D. Stands for diameter.   Melanomas are usually larger than the pencil tip on your eraser, although they aren't when they first occur.

E    Stands for evolve.    Melanomas evolve.  They either bleed, crust, or itch, but they are in a state of change.

           There are also different types of melanoma.  Seventy percent of these are the superficial spreading type which can occur in young people. There are other types, and the potential variety of these lesions are what can make this difficult for us to recognize as melanoma.   If four people with melanoma, their lesions may look and behave quite differently.  Melanoma can be on hands and arms, but it can also be on backs where the patient himself cannot see it.  It can also be on the back of the scalp, particularly in men whose hair might be a little thinner there than it was when they were younger.  Wearing a hat outside has great value.

More information on the types of melanoma

        There are excellent treatments for early melanoma that can result in a complete cure.  However, the longer we wait for treatment the less likely a complete cure is.

         Just this week, several of my friends were diagnosed as having malignant melanoma.  If you have any skin lesions you have questions about, this might be a great time to have them checked.

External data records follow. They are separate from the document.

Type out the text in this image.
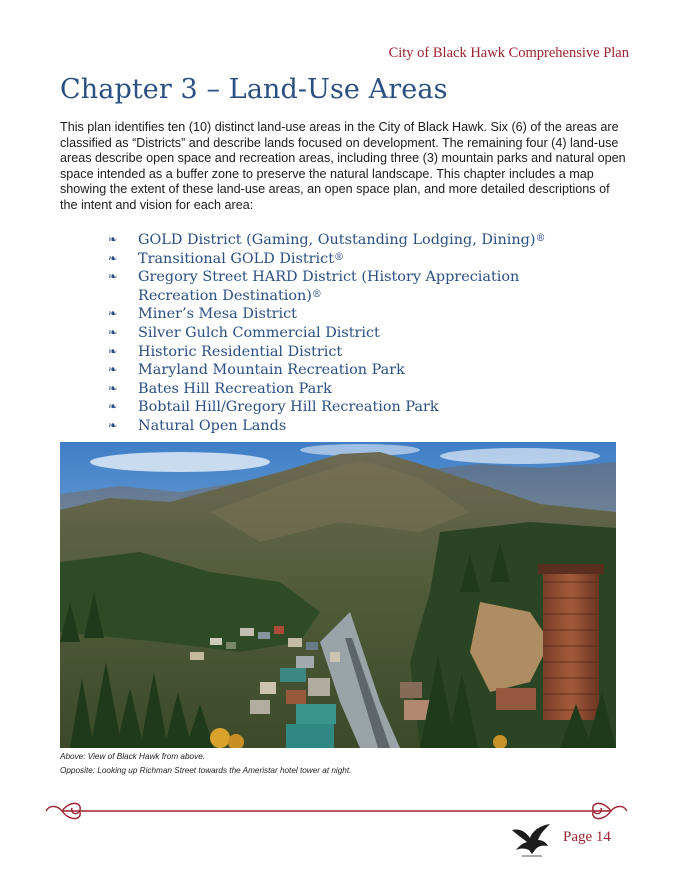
City of Black Hawk Comprehensive Plan
Chapter 3 – Land-Use Areas

This plan identifies ten (10) distinct land-use areas in the City of Black Hawk. Six (6) of the areas are classified as “Districts” and describe lands focused on development. The remaining four (4) land-use areas describe open space and recreation areas, including three (3) mountain parks and natural open space intended as a buffer zone to preserve the natural landscape. This chapter includes a map showing the extent of these land-use areas, an open space plan, and more detailed descriptions of the intent and vision for each area:

❧ GOLD District (Gaming, Outstanding Lodging, Dining)®
❧ Transitional GOLD District®
❧ Gregory Street HARD District (History Appreciation Recreation Destination)®
❧ Miner’s Mesa District
❧ Silver Gulch Commercial District
❧ Historic Residential District
❧ Maryland Mountain Recreation Park
❧ Bates Hill Recreation Park
❧ Bobtail Hill/Gregory Hill Recreation Park
❧ Natural Open Lands

Above: View of Black Hawk from above.

Opposite: Looking up Richman Street towards the Ameristar hotel tower at night.

Page 14
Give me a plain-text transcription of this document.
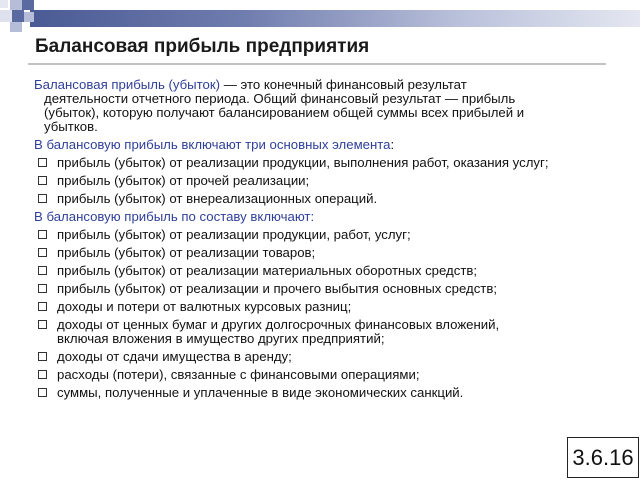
Балансовая прибыль предприятия

Балансовая прибыль (убыток) — это конечный финансовый результат

деятельности отчетного периода. Общий финансовый результат — прибыль
(убыток), которую получают балансированием общей суммы всех прибылей и
убытков.

В балансовую прибыль включают три основных элемента:

прибыль (убыток) от реализации продукции, выполнения работ, оказания услуг;
прибыль (убыток) от прочей реализации;
прибыль (убыток) от внереализационных операций.

В балансовую прибыль по составу включают:

прибыль (убыток) от реализации продукции, работ, услуг;
прибыль (убыток) от реализации товаров;
прибыль (убыток) от реализации материальных оборотных средств;
прибыль (убыток) от реализации и прочего выбытия основных средств;
доходы и потери от валютных курсовых разниц;
доходы от ценных бумаг и других долгосрочных финансовых вложений,
включая вложения в имущество других предприятий;
доходы от сдачи имущества в аренду;
расходы (потери), связанные с финансовыми операциями;
суммы, полученные и уплаченные в виде экономических санкций.
3.6.16
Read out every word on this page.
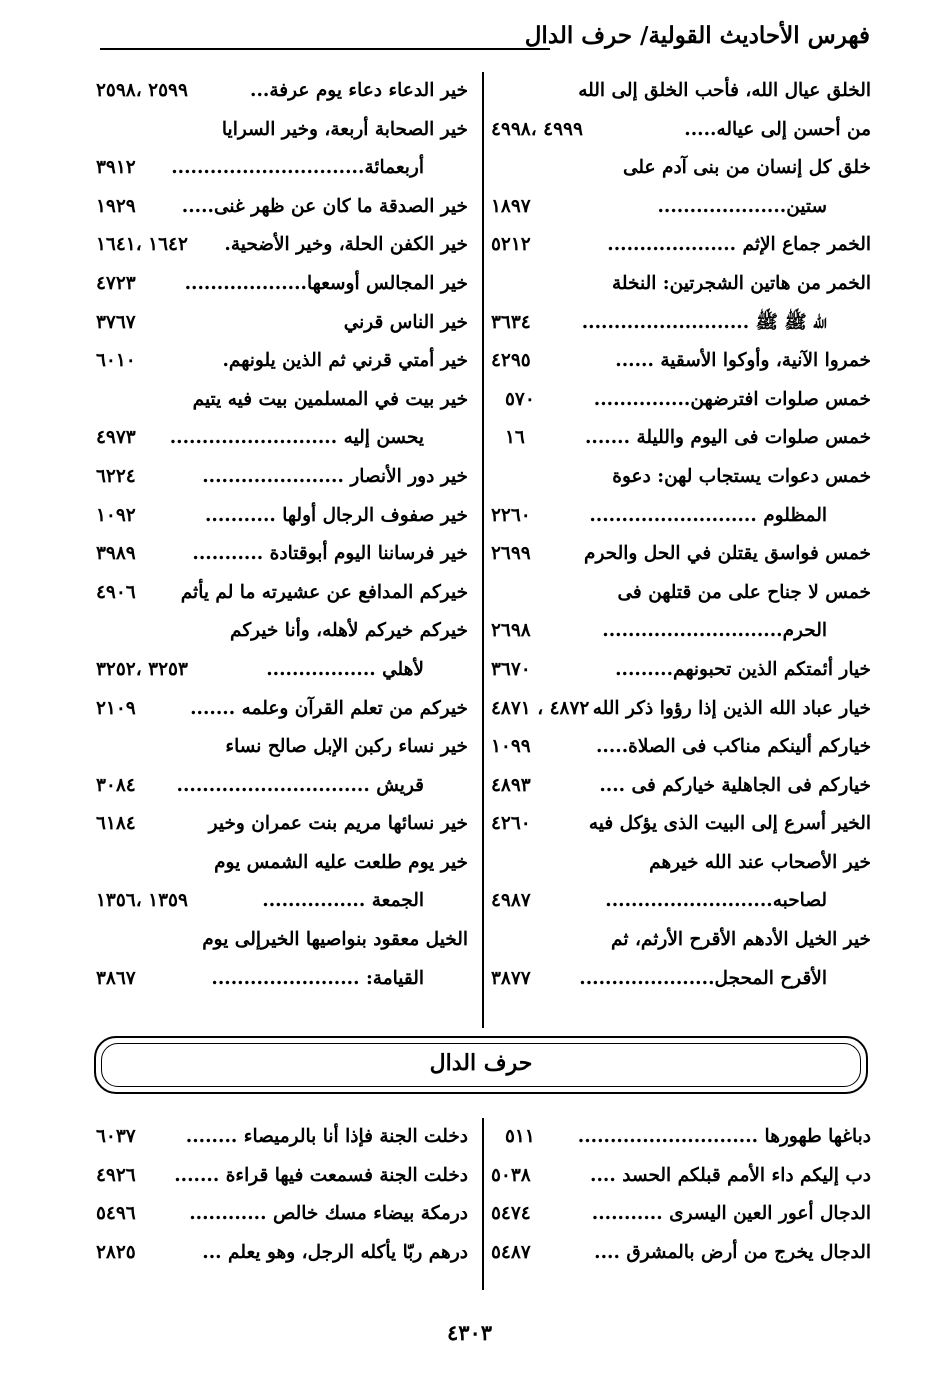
فهرس الأحاديث القولية/ حرف الدال
الخلق عيال الله، فأحب الخلق إلى الله
من أحسن إلى عياله.....
٤٩٩٩ ،٤٩٩٨
خلق كل إنسان من بنى آدم على
ستين....................
١٨٩٧
الخمر جماع الإثم ....................
٥٢١٢
الخمر من هاتين الشجرتين: النخلة
الله ﷺ ﷺ ..........................
٣٦٣٤
خمروا الآنية، وأوكوا الأسقية ......
٤٢٩٥
خمس صلوات افترضهن...............
٥٧٠
خمس صلوات فى اليوم والليلة .......
١٦
خمس دعوات يستجاب لهن: دعوة
المظلوم ..........................
٢٢٦٠
خمس فواسق يقتلن في الحل والحرم
٢٦٩٩
خمس لا جناح على من قتلهن فى
الحرم............................
٢٦٩٨
خيار أئمتكم الذين تحبونهم.........
٣٦٧٠
خيار عباد الله الذين إذا رؤوا ذكر الله
٤٨٧٢ ، ٤٨٧١
خياركم ألينكم مناكب فى الصلاة.....
١٠٩٩
خياركم فى الجاهلية خياركم فى ....
٤٨٩٣
الخير أسرع إلى البيت الذى يؤكل فيه
٤٢٦٠
خير الأصحاب عند الله خيرهم
لصاحبه..........................
٤٩٨٧
خير الخيل الأدهم الأقرح الأرثم، ثم
الأقرح المحجل.....................
٣٨٧٧
خير الدعاء دعاء يوم عرفة...
٢٥٩٩ ،٢٥٩٨
خير الصحابة أربعة، وخير السرايا
أربعمائة..............................
٣٩١٢
خير الصدقة ما كان عن ظهر غنى.....
١٩٢٩
خير الكفن الحلة، وخير الأضحية.
١٦٤٢ ،١٦٤١
خير المجالس أوسعها...................
٤٧٢٣
خير الناس قرني
٣٧٦٧
خير أمتي قرني ثم الذين يلونهم.
٦٠١٠
خير بيت في المسلمين بيت فيه يتيم
يحسن إليه ..........................
٤٩٧٣
خير دور الأنصار ......................
٦٢٢٤
خير صفوف الرجال أولها ...........
١٠٩٢
خير فرساننا اليوم أبوقتادة ...........
٣٩٨٩
خيركم المدافع عن عشيرته ما لم يأثم
٤٩٠٦
خيركم خيركم لأهله، وأنا خيركم
لأهلي .................
٣٢٥٣ ،٣٢٥٢
خيركم من تعلم القرآن وعلمه .......
٢١٠٩
خير نساء ركبن الإبل صالح نساء
قريش ..............................
٣٠٨٤
خير نسائها مريم بنت عمران وخير
٦١٨٤
خير يوم طلعت عليه الشمس يوم
الجمعة ................
١٣٥٩ ،١٣٥٦
الخيل معقود بنواصيها الخيرإلى يوم
القيامة: .......................
٣٨٦٧
حرف الدال
دباغها طهورها ............................
٥١١
دب إليكم داء الأمم قبلكم الحسد ....
٥٠٣٨
الدجال أعور العين اليسرى ...........
٥٤٧٤
الدجال يخرج من أرض بالمشرق ....
٥٤٨٧
دخلت الجنة فإذا أنا بالرميصاء ........
٦٠٣٧
دخلت الجنة فسمعت فيها قراءة .......
٤٩٢٦
درمكة بيضاء مسك خالص ............
٥٤٩٦
درهم ربّا يأكله الرجل، وهو يعلم ...
٢٨٢٥
٤٣٠٣
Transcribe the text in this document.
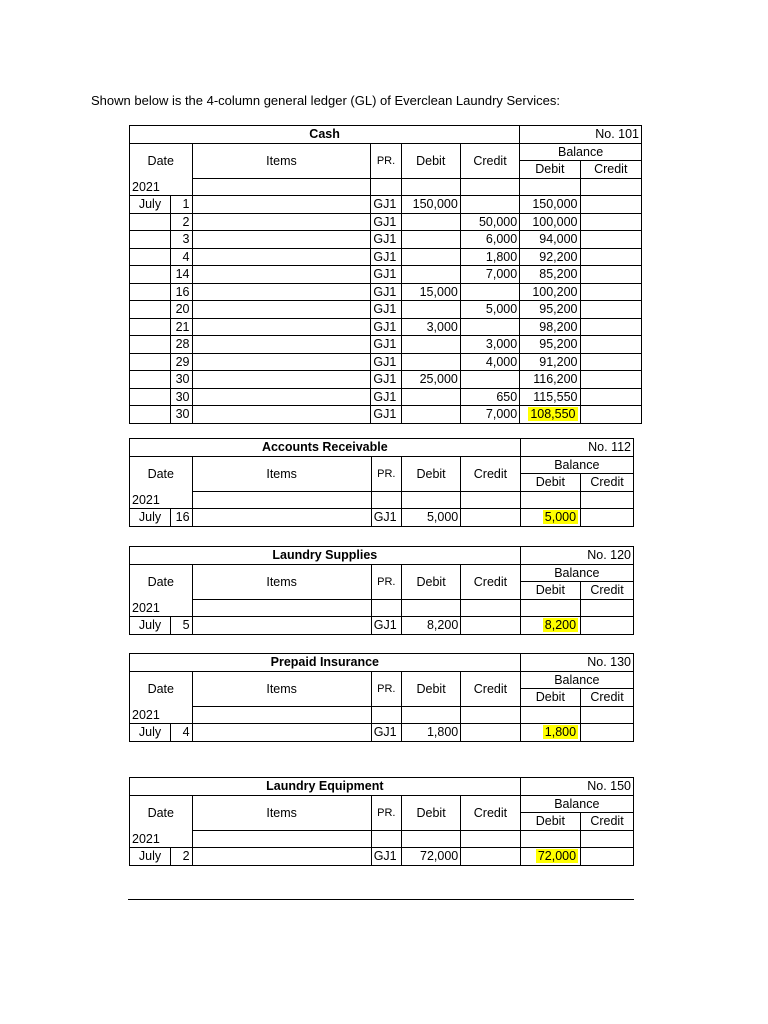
Shown below is the 4-column general ledger (GL) of Everclean Laundry Services:
Cash						No. 101	
Date		Items	PR.	Debit	Credit	Balance	
						Debit	Credit
2021							
July	1		GJ1	150,000		150,000	
	2		GJ1		50,000	100,000	
	3		GJ1		6,000	94,000	
	4		GJ1		1,800	92,200	
	14		GJ1		7,000	85,200	
	16		GJ1	15,000		100,200	
	20		GJ1		5,000	95,200	
	21		GJ1	3,000		98,200	
	28		GJ1		3,000	95,200	
	29		GJ1		4,000	91,200	
	30		GJ1	25,000		116,200	
	30		GJ1		650	115,550	
	30		GJ1		7,000	108,550	
Accounts Receivable						No. 112	
Date		Items	PR.	Debit	Credit	Balance	
						Debit	Credit
2021							
July	16		GJ1	5,000		5,000	
Laundry Supplies						No. 120	
Date		Items	PR.	Debit	Credit	Balance	
						Debit	Credit
2021							
July	5		GJ1	8,200		8,200	
Prepaid Insurance						No. 130	
Date		Items	PR.	Debit	Credit	Balance	
						Debit	Credit
2021							
July	4		GJ1	1,800		1,800	
Laundry Equipment						No. 150	
Date		Items	PR.	Debit	Credit	Balance	
						Debit	Credit
2021							
July	2		GJ1	72,000		72,000	
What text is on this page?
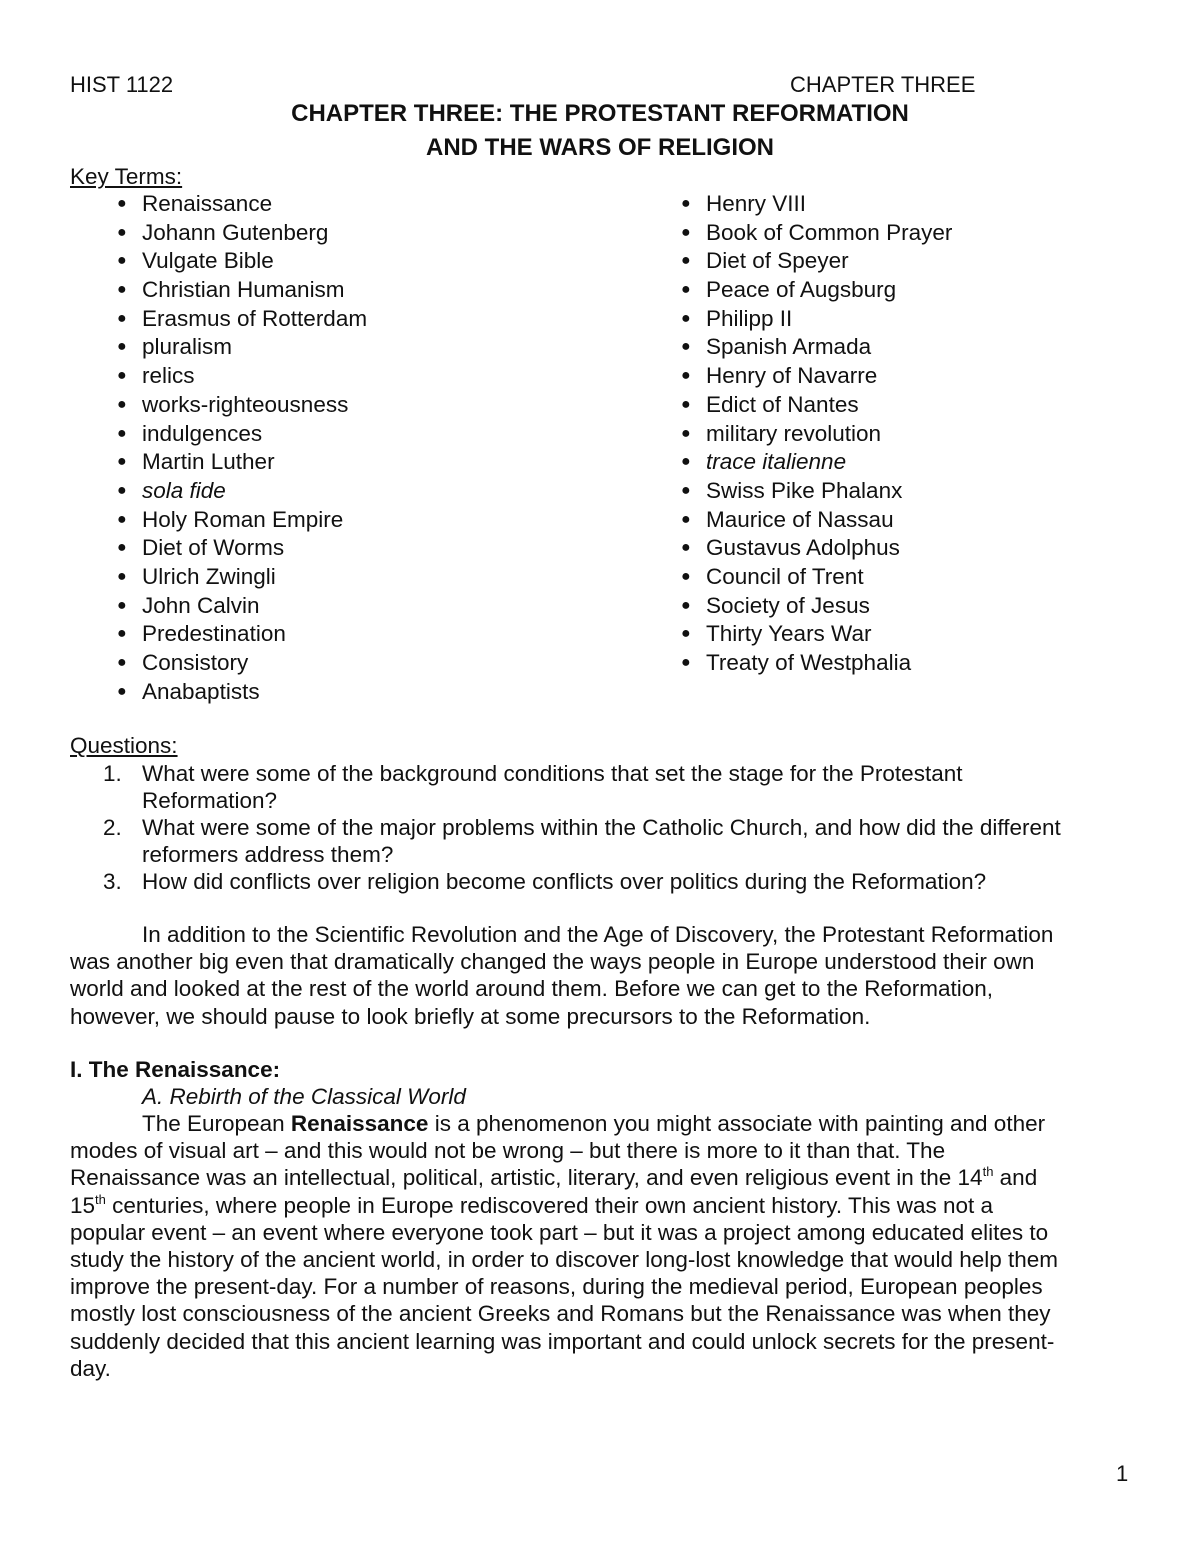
HIST 1122	CHAPTER THREE
CHAPTER THREE: THE PROTESTANT REFORMATION
AND THE WARS OF RELIGION
Key Terms:
● Renaissance
● Johann Gutenberg
● Vulgate Bible
● Christian Humanism
● Erasmus of Rotterdam
● pluralism
● relics
● works-righteousness
● indulgences
● Martin Luther
● sola fide
● Holy Roman Empire
● Diet of Worms
● Ulrich Zwingli
● John Calvin
● Predestination
● Consistory
● Anabaptists
● Henry VIII
● Book of Common Prayer
● Diet of Speyer
● Peace of Augsburg
● Philipp II
● Spanish Armada
● Henry of Navarre
● Edict of Nantes
● military revolution
● trace italienne
● Swiss Pike Phalanx
● Maurice of Nassau
● Gustavus Adolphus
● Council of Trent
● Society of Jesus
● Thirty Years War
● Treaty of Westphalia
Questions:
1. What were some of the background conditions that set the stage for the Protestant
Reformation?
2. What were some of the major problems within the Catholic Church, and how did the different
reformers address them?
3. How did conflicts over religion become conflicts over politics during the Reformation?
In addition to the Scientific Revolution and the Age of Discovery, the Protestant Reformation
was another big even that dramatically changed the ways people in Europe understood their own
world and looked at the rest of the world around them. Before we can get to the Reformation,
however, we should pause to look briefly at some precursors to the Reformation.
I. The Renaissance:
A. Rebirth of the Classical World
The European Renaissance is a phenomenon you might associate with painting and other
modes of visual art – and this would not be wrong – but there is more to it than that. The
Renaissance was an intellectual, political, artistic, literary, and even religious event in the 14th and
15th centuries, where people in Europe rediscovered their own ancient history. This was not a
popular event – an event where everyone took part – but it was a project among educated elites to
study the history of the ancient world, in order to discover long-lost knowledge that would help them
improve the present-day. For a number of reasons, during the medieval period, European peoples
mostly lost consciousness of the ancient Greeks and Romans but the Renaissance was when they
suddenly decided that this ancient learning was important and could unlock secrets for the present-
day.
1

In 1996, Eva Cassidy, a young fair skinned woman died of malignant melanoma. Her passing deprived the world of so many more songs. Her rendition of "Danny Boy" is my favorite.

References and more reading on this:

Pictures obtained from: 

Update:       September, 2014

This post is now dedicated to:  (Flora) Marie McKinney Stone who passed on September 10, 2014.
Marie's fight with malignant melanoma was the original impetus for this post.   We send condolences and best wishes to her children.